I'm sorry for your experience, and do hope you find the healing to alleviate triggers. I wish you all the best on your journey.

[–] haui_lemmy@lemmy.giftedmc.com 2 points 5 months ago

Thank you very much!

[–] fine_sandy_bottom@discuss.tchncs.de 1 points 5 months ago (1 children)

It's a super difficult line to walk.

I don't mean to minimise the problems you've encountered at all.

I'm a new parent and just trying to figure all of this out. There's always competing guidance, information, and interests to be weighed. It's not easy to make the right choices.

[–] haui_lemmy@lemmy.giftedmc.com 2 points 5 months ago

Yes, its one of the reasons I decided not to have children. the most people arent this naive or even plain abusive or negligent. You saying that its actually not just easy to do shows that you're most likely not the problem. the people who are the problem immediately discard it or make fun of it.

[–] Umbrias@beehaw.org 3 points 5 months ago (1 children)

Just wait until you hear about all the ways parents used to also fail their children.

Technological literacy is ideal, but lacking it is hardly a failure of character.

[–] haui_lemmy@lemmy.giftedmc.com 1 points 5 months ago (1 children)

your comment is very reductive imo. sharing private stuff with millions of people has nothing to do with tech literacy. besides that, my experiences arent stuff to make jokes about.

[–] Umbrias@beehaw.org 1 points 5 months ago (1 children)

It has everything to do with tech literacy. Understanding how to use technology includes the consequences of that use.

Sure I'll take the discussion more seriously: I don't know what your experiences were and im sure you have valid reasons to be upset. But your comment makes no indication of these experiences, and I'm not expecting you to share them, you make no indication of wanting to.

Projecting those traumas into a cudgel with which to judge strangers harshly on a whim however is going to be behavior that gets pushback. I don't think that child has unloving parents, nor deserves to be taken to a new family because the parents made a mistake they clearly learned from. I think they broadly reacted well to the situation in a system (surveillance capitalism) which does a poor job, possibly an actively malicious job, of educating people about the downsides of existing in and using features of that system. Maybe they, if digging deeper, have failed to learn or are in fact unloving. But based on the information available, I don't think that's a fair assessment.

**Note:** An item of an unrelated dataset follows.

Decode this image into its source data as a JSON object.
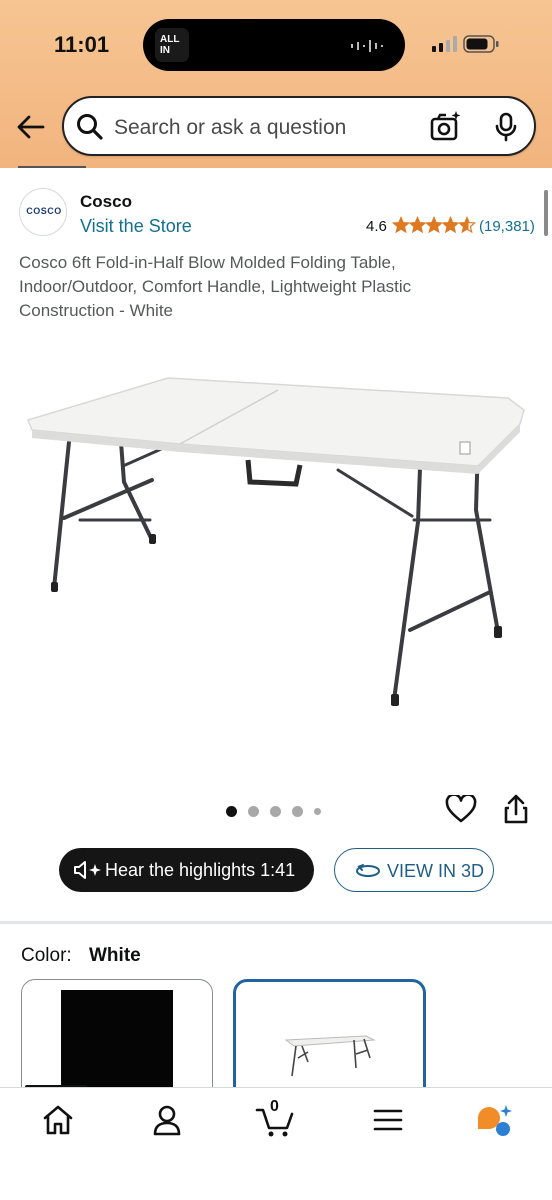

I hope you are doing well and wish you luck handling your past and your goals related to it.

[–] haui_lemmy@lemmy.giftedmc.com 2 points 5 months ago

Thanks for elaborating.

In that case we probably have to agree to disagree. Showing your kid off to the world is bound to have an effect on certain people and these people are there, no matter how much you want big tech and the government to take responsibility.

Do we have suveilance|turbo|latestage capitalism? Absolutely! Do we need to stop that, yes. Does the absence of it make any kind of fame painting a crosshair on your back stop? No. Thats a social phenomenon and irritatingly logical.

And while I do share my experiences with people, I‘m socially literate enough to know what to share and when. Because lemmy is very much the local pub and sharing trauma or triggers in a random environment gets you in all kinds of trouble.

So no, I dont think sharing your kids everything on the internet makes it okay to happen anything bad to you or your kid. The reason I commented was that I got the notion that its regarded as „the parent has done nothing wrong or could have no known better“ which I fully disagree with. Otherwise I have just understood wrongly and/or got triggered by it, which for a change is no big deal in opposition to oversharing the life of a non consenting being.